John William "Red" Patterson (born May 11, 1987) is an American former professional baseball pitcher. He pitched in one Major League Baseball (MLB) game for the Los Angeles Dodgers in 2014 before his career was derailed by injury.

==Career==
Patterson attended Southwestern Oklahoma State University and was drafted by the Dodgers in the 29th round of the 2010 Major League Baseball draft. He began his career with the Ogden Raptors in 2010, where he was 6-1 with a
3.33 ERA in 14 starts. He split 2011 between the Great Lakes Loons and the Rancho Cucamonga Quakes and was 12-5 with a 3.69 ERA in 28 starts between the two levels.

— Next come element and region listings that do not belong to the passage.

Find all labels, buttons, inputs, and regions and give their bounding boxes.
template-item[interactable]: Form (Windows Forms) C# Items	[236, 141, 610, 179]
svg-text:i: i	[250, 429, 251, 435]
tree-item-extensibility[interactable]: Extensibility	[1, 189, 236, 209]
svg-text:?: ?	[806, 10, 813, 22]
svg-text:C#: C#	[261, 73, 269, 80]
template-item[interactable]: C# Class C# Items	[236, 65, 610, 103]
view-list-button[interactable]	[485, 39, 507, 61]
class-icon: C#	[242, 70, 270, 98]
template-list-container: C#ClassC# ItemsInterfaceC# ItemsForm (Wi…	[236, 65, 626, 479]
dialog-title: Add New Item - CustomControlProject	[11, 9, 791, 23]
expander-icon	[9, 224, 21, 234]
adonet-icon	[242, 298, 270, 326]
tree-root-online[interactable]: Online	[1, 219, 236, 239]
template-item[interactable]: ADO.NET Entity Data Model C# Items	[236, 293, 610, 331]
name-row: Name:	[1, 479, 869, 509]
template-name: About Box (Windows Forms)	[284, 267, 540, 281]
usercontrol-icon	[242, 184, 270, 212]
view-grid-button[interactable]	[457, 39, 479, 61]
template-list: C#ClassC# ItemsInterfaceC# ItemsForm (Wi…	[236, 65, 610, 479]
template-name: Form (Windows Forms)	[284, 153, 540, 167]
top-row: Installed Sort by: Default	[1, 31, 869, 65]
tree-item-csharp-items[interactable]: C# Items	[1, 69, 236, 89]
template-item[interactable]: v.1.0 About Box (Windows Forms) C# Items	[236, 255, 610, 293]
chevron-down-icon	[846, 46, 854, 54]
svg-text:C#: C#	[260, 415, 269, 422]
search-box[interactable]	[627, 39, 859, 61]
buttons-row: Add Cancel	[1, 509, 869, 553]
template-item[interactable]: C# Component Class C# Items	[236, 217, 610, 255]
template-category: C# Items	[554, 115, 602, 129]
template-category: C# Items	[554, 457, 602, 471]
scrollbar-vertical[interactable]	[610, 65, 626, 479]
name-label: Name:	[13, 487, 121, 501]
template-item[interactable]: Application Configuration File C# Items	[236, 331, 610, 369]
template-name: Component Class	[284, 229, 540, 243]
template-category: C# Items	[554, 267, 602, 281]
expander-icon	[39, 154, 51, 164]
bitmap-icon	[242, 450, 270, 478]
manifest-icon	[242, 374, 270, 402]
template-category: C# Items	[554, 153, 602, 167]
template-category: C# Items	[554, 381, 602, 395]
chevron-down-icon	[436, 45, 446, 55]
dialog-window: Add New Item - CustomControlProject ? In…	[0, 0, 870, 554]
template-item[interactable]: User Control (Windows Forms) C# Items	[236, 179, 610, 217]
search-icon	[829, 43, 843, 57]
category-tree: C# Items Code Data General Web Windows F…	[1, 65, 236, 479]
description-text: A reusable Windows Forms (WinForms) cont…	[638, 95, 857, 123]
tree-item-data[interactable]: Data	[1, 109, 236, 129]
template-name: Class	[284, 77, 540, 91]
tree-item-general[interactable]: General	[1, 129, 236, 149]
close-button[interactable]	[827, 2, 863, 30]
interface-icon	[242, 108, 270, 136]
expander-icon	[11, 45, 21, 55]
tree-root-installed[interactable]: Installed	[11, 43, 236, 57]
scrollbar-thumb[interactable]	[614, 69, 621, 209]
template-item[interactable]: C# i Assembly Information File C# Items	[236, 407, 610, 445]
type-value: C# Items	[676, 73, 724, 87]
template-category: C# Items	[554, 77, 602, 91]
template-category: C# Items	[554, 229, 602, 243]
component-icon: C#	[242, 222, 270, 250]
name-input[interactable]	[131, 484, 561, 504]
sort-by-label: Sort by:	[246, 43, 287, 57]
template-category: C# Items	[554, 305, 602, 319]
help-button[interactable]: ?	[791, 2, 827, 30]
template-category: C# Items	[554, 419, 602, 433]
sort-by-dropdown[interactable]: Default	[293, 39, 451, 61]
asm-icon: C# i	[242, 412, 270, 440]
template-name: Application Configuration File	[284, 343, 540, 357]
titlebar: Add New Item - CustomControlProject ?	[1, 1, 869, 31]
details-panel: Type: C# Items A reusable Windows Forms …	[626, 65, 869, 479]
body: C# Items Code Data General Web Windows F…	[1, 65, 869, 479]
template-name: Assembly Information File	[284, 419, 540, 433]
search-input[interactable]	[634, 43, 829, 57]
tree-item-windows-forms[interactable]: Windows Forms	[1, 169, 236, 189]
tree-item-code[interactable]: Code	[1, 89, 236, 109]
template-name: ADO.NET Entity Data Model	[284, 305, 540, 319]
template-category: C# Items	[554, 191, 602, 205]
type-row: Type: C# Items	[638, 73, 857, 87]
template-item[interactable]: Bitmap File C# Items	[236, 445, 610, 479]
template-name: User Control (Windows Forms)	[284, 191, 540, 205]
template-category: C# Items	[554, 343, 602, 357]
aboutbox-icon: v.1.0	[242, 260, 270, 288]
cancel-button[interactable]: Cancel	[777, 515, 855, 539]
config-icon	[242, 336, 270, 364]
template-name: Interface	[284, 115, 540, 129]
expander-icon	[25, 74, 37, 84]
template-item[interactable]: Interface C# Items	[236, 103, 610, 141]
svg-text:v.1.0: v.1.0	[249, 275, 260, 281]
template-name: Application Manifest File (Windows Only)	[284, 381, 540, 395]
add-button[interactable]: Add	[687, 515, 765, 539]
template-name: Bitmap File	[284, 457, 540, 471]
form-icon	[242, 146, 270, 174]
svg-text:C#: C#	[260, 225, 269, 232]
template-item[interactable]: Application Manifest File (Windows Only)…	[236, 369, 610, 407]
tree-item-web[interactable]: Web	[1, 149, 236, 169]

Patterson was promoted to the Double-A Chattanooga Lookouts in 2012, where he was moved to the bullpen and made 47 appearances, with a 7–1 record and 3.07 ERA. In 2013, with the Triple-A Albuquerque Isotopes, he was in 39 games (with 12 starts) and was 7–4 with a 3.03 ERA.

He was a non-roster invitee to Major League spring training in 2014. After beginning the season with the Isotopes, the Dodgers purchased his contract and called him up to make his Major League debut in the second game of a doubleheader on May 1, 2014, against the Minnesota Twins. In that game he pitched 4 2/3 innings and only allowed two hits and one run and strike out Pedro Florimon swinging for his only major league strikeout.

Patterson spent the rest of 2014 in the minors, where he made 20 starts for the Isotopes (and nine relief appearances). He finished with a 5–8 record and 5.79 ERA. Patterson was designated for assignment on September 12, 2014. Patterson underwent Tommy John surgery following the season and would spend all of 2015 in rehab. He was assigned to the Double-A Tulsa Drillers of the Texas League to begin his comeback attempt in 2016. He did not pitch for the Drillers, but allowed three runs in three innings in two games for the Triple-A Oklahoma City Dodgers and was released on May 6, 2016.